Feuille de Saint Omer du 27 mars 1811


L'annonce détaille les danses qu'il enseignera, dont celles qui sont de sa composition :




avant son départ, sa maison de Calais est mise en vente :



Feuille de Saint Omer, 12 août 1809

on peut la localiser sur ce cadastre de 1830, peut-être la parcelle n°474 ou 475 ?




Calais, le coin de la place d'Armes vers 1930
où se situait la salle de danse Ventouillac


VIGEON Pierre Julien : ° La Lande-Vaumont (Calvados) le 8 avril 1794, † Caen le 30 avril 1868, épouse à Béthune Joséphine PÉRÈS le 12 janvier 1827, il est porteur d'un congé provisoire du 50e régiment d'infanterie de ligne à Arras.

Mr VIGEON professeur de danse et élève de l’académie, a l’honneur d’informer le public qu’il vient de se fixer en cette ville, où il propose d’enseigner aux personnes qui voudront bien l’honorer de leur confiance, toutes les danses les plus modernes, ainsi que tous les pas qui servent à donner à l’élève le maintien et les grâces toujours nécessaires à ceux qui aiment cet amusement. Sa demeure est rue Lafayette n°14, où est disposée une salle de danse.

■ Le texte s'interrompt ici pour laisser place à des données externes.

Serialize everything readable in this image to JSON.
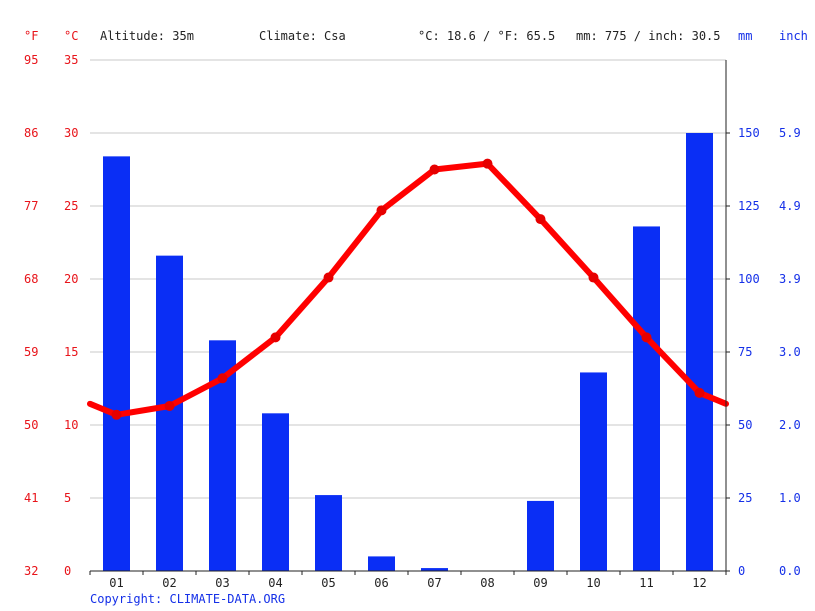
{
  "header": {
    "f_unit": "°F",
    "c_unit": "°C",
    "altitude": "Altitude: 35m",
    "climate": "Climate: Csa",
    "temp_avg": "°C: 18.6 / °F: 65.5",
    "precip_total": "mm: 775 / inch: 30.5",
    "mm_unit": "mm",
    "inch_unit": "inch"
  },
  "copyright": "Copyright: CLIMATE-DATA.ORG",
  "colors": {
    "temperature": "#ff0000",
    "precipitation": "#0a2ef5",
    "left_axis": "#e8141a",
    "right_axis": "#1530e8"
  },
  "chart_data": {
    "type": "bar",
    "categories": [
      "01",
      "02",
      "03",
      "04",
      "05",
      "06",
      "07",
      "08",
      "09",
      "10",
      "11",
      "12"
    ],
    "series": [
      {
        "values": [
          142,
          108,
          79,
          54,
          26,
          5,
          1,
          0,
          24,
          68,
          118,
          150
        ]
      },
      {
        "type": "line",
        "values": [
          10.7,
          11.3,
          13.2,
          16.0,
          20.1,
          24.7,
          27.5,
          27.9,
          24.1,
          20.1,
          16.0,
          12.2
        ]
      }
    ],
    "left_ticks_c": [
      "35",
      "30",
      "25",
      "20",
      "15",
      "10",
      "5",
      "0"
    ],
    "left_ticks_f": [
      "95",
      "86",
      "77",
      "68",
      "59",
      "50",
      "41",
      "32"
    ],
    "right_ticks_mm": [
      "150",
      "125",
      "100",
      "75",
      "50",
      "25",
      "0"
    ],
    "right_ticks_inch": [
      "5.9",
      "4.9",
      "3.9",
      "3.0",
      "2.0",
      "1.0",
      "0.0"
    ],
    "ylim_c": [
      0,
      35
    ],
    "ylim_mm": [
      0,
      175
    ],
    "grid": true
  }
}
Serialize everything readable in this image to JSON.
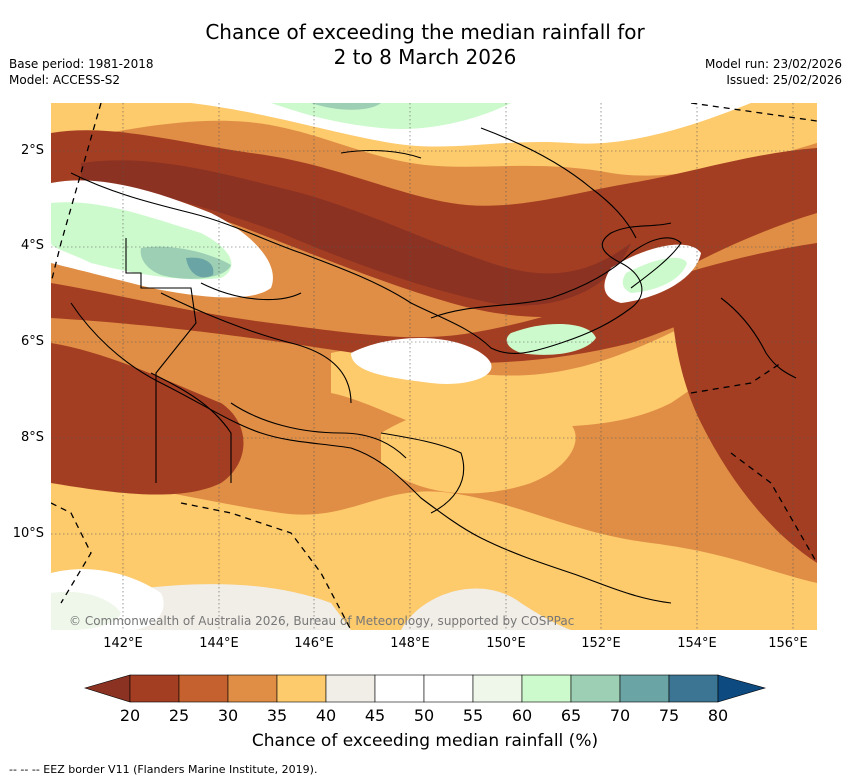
{
  "title": {
    "line1": "Chance of exceeding the median rainfall for",
    "line2": "2 to 8 March 2026"
  },
  "meta": {
    "base_period": "Base period: 1981-2018",
    "model": "Model: ACCESS-S2",
    "model_run": "Model run: 23/02/2026",
    "issued": "Issued: 25/02/2026"
  },
  "axes": {
    "lat_labels": [
      "2°S",
      "4°S",
      "6°S",
      "8°S",
      "10°S"
    ],
    "lon_labels": [
      "142°E",
      "144°E",
      "146°E",
      "148°E",
      "150°E",
      "152°E",
      "154°E",
      "156°E"
    ]
  },
  "credit": "© Commonwealth of Australia 2026, Bureau of Meteorology, supported by COSPPac",
  "colorbar": {
    "ticks": [
      "20",
      "25",
      "30",
      "35",
      "40",
      "45",
      "50",
      "55",
      "60",
      "65",
      "70",
      "75",
      "80"
    ],
    "colors": [
      "#a43e22",
      "#c4612f",
      "#e08e45",
      "#fdca6c",
      "#f1ede7",
      "#ffffff",
      "#ffffff",
      "#eef7ea",
      "#ccfacc",
      "#9ccfb4",
      "#6aa4a4",
      "#3b7593"
    ],
    "under_color": "#8b3222",
    "over_color": "#0d4a80",
    "label": "Chance of exceeding median rainfall (%)"
  },
  "footnote": "--  --  -- EEZ border V11 (Flanders Marine Institute, 2019)."
}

Mémorial Artésien du 6 octobre 1831

Le sieur VIGEON, professeur de danse, rue du Mortier, n°27 à St Omer, arrivant de Paris où il a été étudier les danses les plus nouvelles, telles que les chassés et enchaînemens pour la danse de société, les galopes, les mazurk, ainsi que les danses de caractères, continue de donner des leçons chez lui et à domicile.

Mémorial Artésien du 9 septembre 1832

Le sieur VIGEON, professeur de danse, a l’honneur de prévenir qu’il a quitté sa maison, rue du Mortier, pour habiter celle rue des Clouteries n°6, à St Omer ; qu’il continuer à donner des leçons de danse tous les jours depuis six heures du soir jusqu’à neuf, et les lundi, mardi, jeudi et samedi, depuis midi jusqu’à deux heures.

Mémorial Artésien du 20 janvier 1833

Le sieur VIGEON, professeur de danse, a l’honneur de prévenir qu’il a quitté sa maison, rue de l’Arbalète, pour habiter celle du Marché aux Herbes, n°61.

Mémorial Artésien du 2 janvier 1834

Le sieur VIGEON, professeur de danse, a l’honneur d’informer qu’il vient de quitter la maison qu’il occupait Marché aux Herbes, pour habiter celle de madame veuve FUMEY, enclos de la Cathédrale, vis à vis le grand portail, où il continuera à tenir une école de danse, pendant toute l’année.

Mémorial Artésien du 30 octobre 1834

15 avril 1835 : à Dunkerque, délivrance d'un passeport pour l'intérieur, demeure à Saint Omer, porteur d'un passeport délivré à Saint Omer le 18 août 1832, allant à Paris.